Joins in Spark

Great to check the reshuffling and broadcast logic in the author's slides! Use them as references if needed to check!

Step Snap 1: [Mastering Spark Join Strategies]

Imagine organizing a massive party where guests (data) from different venues (tables) need to meet up (join). How do we make this happen efficiently? Let's explore Spark's join strategies!

🌟 Join Strategy #1: The Big Party Meetup (Joining Two Large Tables) Think of two large groups from different cities meeting up:

Everyone needs to travel to a common location (Shuffle)
Traffic (data transfer) can get heavy
Need proper planning (partitioning) to avoid chaos

# Example of a standard shuffle join
large_table1.join(large_table2, "common_key")

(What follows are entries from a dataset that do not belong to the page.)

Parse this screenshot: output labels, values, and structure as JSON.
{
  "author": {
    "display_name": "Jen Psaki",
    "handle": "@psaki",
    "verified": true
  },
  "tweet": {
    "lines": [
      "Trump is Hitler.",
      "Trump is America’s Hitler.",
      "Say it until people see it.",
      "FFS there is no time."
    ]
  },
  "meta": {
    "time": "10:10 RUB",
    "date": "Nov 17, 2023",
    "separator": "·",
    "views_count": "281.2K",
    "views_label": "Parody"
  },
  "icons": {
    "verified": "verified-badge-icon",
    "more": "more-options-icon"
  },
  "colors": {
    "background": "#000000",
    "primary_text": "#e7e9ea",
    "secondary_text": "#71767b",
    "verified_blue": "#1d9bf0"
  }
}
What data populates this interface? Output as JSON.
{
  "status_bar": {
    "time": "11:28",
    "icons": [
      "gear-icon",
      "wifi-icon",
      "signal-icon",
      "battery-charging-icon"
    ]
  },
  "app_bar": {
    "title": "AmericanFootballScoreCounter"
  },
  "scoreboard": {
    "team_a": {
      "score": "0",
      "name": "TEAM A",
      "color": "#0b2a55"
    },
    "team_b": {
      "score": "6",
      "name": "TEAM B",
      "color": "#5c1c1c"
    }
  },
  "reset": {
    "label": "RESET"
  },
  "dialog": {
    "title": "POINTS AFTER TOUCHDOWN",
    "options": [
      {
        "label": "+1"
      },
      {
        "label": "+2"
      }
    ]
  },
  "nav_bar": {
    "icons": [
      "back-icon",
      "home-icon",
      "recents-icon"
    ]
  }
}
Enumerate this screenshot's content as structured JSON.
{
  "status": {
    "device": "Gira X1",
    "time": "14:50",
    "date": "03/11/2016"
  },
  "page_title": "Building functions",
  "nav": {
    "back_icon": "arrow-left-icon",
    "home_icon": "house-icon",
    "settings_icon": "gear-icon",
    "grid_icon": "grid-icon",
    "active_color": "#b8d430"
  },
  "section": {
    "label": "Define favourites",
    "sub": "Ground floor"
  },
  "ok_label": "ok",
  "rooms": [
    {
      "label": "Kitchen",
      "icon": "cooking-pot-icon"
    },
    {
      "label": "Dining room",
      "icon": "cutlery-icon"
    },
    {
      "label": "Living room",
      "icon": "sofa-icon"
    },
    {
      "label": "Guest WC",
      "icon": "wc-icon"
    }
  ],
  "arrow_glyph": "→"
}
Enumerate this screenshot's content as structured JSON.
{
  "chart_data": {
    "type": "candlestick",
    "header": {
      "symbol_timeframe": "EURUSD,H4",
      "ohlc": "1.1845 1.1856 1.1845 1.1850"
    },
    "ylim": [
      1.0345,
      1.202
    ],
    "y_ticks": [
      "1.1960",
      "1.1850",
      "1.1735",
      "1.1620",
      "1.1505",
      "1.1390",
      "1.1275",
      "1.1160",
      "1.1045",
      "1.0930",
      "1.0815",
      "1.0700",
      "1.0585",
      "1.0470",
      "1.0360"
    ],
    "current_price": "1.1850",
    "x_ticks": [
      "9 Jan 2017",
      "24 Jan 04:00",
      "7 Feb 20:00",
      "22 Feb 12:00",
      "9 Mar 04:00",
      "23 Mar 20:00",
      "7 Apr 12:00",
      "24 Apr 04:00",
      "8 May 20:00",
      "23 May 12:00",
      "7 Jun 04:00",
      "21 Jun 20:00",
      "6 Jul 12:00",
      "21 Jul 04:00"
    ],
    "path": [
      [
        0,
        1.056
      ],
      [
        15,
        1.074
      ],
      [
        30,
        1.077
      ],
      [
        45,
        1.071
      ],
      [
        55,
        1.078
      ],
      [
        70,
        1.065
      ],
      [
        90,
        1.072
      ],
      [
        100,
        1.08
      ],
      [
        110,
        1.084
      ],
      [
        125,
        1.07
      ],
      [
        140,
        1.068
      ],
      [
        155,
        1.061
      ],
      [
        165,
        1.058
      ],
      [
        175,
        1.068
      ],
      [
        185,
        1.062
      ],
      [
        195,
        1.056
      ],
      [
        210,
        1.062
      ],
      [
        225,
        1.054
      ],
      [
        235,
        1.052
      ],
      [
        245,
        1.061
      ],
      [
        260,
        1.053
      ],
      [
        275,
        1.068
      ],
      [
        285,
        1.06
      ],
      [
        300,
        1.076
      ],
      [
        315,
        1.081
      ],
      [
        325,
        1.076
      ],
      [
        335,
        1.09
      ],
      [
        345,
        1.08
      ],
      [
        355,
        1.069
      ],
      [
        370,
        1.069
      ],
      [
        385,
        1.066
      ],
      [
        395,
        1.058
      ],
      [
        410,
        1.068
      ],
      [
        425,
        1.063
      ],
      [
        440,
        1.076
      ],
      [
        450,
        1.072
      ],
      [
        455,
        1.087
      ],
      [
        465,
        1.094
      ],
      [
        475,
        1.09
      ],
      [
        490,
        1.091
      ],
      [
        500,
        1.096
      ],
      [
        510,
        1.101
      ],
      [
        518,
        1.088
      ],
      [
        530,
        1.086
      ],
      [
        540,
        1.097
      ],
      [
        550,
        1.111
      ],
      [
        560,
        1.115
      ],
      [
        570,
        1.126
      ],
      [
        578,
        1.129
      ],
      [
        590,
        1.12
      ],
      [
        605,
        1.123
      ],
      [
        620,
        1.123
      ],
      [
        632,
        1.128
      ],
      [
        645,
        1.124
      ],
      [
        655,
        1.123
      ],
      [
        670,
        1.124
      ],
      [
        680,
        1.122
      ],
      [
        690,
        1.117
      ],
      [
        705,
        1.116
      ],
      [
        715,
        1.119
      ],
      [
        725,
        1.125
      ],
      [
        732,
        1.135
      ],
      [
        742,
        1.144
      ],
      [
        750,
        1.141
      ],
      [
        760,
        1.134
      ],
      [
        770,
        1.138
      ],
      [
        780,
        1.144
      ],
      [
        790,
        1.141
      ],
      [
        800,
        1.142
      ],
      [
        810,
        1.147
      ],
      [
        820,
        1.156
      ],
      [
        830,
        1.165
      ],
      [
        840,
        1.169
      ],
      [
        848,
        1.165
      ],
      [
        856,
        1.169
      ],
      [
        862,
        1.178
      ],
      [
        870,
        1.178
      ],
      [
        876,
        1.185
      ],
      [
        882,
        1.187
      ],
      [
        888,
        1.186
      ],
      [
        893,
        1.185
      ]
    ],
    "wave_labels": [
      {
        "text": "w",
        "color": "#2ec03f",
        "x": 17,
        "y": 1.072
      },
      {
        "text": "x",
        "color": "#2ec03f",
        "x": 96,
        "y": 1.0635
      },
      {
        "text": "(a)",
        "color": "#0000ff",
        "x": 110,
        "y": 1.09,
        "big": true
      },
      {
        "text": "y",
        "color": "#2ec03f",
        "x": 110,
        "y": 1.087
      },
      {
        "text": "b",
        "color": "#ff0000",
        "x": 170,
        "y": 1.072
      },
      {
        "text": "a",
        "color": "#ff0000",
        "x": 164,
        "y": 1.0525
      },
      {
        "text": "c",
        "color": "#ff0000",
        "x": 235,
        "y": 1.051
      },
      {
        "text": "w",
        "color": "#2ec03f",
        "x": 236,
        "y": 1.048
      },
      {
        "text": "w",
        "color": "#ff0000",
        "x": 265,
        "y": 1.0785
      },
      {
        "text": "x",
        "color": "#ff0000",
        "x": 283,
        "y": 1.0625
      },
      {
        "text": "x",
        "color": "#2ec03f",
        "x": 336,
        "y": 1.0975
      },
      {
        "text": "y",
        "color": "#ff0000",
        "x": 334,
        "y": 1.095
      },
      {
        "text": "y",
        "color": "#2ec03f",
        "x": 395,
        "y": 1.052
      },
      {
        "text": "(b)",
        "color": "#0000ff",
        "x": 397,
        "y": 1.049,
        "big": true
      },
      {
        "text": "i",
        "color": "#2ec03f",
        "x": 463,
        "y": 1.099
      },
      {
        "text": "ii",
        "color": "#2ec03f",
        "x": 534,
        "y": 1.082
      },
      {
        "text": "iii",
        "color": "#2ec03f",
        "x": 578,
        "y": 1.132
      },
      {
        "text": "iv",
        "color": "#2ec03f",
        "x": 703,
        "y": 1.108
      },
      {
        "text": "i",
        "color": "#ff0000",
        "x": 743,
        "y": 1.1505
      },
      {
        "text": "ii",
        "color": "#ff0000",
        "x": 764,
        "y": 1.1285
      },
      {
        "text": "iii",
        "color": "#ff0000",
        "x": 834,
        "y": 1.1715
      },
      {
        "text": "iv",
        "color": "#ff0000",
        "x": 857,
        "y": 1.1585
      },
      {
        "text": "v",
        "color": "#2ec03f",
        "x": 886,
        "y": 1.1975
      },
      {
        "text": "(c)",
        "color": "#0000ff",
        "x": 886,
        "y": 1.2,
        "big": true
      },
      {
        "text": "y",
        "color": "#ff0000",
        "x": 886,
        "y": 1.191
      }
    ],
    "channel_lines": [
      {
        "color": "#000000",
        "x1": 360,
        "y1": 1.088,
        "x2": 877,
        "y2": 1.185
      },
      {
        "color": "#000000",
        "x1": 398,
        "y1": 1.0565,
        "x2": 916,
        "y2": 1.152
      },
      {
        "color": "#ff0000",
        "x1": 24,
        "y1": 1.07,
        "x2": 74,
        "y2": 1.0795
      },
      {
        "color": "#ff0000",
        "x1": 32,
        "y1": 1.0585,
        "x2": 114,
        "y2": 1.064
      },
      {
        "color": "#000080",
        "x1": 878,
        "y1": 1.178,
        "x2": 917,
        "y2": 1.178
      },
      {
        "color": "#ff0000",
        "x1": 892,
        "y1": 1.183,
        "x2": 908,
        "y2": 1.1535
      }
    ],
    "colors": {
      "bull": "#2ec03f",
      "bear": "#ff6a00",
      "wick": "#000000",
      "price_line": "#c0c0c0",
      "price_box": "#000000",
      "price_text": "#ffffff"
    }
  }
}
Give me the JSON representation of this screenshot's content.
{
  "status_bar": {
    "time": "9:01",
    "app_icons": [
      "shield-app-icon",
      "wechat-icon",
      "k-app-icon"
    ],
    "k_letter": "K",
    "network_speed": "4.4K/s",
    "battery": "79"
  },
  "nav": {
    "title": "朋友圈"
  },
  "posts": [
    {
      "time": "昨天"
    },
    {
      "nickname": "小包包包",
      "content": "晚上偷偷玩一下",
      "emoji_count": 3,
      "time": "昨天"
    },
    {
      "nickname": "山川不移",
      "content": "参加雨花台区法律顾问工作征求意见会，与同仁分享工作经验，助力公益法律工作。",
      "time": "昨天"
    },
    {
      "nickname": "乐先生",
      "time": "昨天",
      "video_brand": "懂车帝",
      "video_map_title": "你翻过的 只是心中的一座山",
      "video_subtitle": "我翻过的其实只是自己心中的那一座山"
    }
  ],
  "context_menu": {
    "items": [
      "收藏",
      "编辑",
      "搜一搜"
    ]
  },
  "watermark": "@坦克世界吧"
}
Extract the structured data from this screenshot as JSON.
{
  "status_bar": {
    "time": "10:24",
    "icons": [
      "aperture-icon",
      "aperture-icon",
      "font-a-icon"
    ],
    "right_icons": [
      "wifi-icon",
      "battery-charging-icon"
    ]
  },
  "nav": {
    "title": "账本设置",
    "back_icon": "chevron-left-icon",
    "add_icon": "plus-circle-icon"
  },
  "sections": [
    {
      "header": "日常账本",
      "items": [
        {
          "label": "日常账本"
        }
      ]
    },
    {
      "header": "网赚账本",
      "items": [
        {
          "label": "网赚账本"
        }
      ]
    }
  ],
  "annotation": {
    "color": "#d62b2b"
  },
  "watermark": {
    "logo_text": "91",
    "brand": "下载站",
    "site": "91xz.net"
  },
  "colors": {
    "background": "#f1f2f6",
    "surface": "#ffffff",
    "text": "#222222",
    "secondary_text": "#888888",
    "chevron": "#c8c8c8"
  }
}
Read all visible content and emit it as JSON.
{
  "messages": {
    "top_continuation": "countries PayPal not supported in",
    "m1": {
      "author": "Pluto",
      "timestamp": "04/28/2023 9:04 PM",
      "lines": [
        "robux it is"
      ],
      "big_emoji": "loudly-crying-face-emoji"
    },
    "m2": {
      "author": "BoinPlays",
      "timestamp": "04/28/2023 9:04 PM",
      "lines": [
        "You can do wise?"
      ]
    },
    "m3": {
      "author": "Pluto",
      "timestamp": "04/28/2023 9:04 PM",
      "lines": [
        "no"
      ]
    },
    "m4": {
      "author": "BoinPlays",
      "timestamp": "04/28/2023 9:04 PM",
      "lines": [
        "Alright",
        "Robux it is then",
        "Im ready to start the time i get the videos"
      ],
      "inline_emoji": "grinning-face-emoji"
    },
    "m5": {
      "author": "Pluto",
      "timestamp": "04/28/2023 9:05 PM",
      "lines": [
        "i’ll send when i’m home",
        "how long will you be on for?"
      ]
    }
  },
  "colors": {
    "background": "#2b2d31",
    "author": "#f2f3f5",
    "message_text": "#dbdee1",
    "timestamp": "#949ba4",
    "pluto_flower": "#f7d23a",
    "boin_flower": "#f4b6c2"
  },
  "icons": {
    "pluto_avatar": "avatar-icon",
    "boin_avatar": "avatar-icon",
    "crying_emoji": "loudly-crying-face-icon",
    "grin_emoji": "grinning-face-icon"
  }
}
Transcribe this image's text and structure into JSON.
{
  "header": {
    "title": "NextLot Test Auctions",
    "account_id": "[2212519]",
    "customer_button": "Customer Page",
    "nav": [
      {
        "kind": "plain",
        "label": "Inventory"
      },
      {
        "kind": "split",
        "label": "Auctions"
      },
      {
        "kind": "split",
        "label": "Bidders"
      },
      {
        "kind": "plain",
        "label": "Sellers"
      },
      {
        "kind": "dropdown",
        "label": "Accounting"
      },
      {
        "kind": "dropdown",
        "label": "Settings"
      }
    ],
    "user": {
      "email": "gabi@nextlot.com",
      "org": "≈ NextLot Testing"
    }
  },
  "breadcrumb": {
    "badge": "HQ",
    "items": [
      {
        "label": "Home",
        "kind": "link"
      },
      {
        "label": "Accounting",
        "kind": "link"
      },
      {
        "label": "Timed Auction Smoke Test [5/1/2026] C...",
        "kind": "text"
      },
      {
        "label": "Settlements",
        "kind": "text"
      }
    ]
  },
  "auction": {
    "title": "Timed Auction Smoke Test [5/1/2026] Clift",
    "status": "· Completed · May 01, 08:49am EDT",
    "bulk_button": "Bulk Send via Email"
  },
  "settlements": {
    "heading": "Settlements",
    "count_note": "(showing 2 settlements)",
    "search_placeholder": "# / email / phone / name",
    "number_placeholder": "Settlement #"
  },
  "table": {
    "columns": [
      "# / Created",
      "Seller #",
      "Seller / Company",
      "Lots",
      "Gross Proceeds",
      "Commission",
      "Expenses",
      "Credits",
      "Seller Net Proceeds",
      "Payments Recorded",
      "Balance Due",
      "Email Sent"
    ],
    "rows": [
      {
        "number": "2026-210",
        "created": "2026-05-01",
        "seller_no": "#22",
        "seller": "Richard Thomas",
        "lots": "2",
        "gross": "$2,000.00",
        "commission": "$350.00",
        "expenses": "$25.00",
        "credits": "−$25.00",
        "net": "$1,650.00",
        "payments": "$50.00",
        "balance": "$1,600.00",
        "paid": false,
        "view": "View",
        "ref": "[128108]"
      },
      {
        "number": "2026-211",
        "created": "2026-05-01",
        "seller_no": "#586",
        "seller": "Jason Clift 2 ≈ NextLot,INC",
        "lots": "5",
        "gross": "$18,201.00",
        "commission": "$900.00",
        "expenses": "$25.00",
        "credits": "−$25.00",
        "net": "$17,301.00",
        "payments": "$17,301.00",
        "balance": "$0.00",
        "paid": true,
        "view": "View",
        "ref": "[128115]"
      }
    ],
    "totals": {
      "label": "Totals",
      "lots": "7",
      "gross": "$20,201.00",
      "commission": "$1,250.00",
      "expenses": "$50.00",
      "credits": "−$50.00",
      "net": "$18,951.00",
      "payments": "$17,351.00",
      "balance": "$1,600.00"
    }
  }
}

🌟 Join Strategy #2: The Sorted Line Dance (Merge Sort Join) Like two lines of dancers already arranged by height:

Both lines are pre-sorted (data sorted by join key)
Partners can easily find each other by walking forward (sequential matching)
Very efficient, but requires pre-sorted data

# Enable sort merge join
spark.conf.set("spark.sql.join.preferSortMergeJoin", "true")
# Join with sorted data
sorted_table1.join(sorted_table2, "join_key")

🌟 Join Strategy #3: The VIP List Strategy (Broadcast Join) Like having a small VIP list at multiple party entrances:

One small list (table) copied to all security checkpoints (nodes)
Everyone from the main party (large table) can be checked quickly
No need for people to move between entrances (reduced shuffle)

from pyspark.sql.functions import broadcast
# Broadcast the smaller table
large_table.join(broadcast(small_table), "join_key")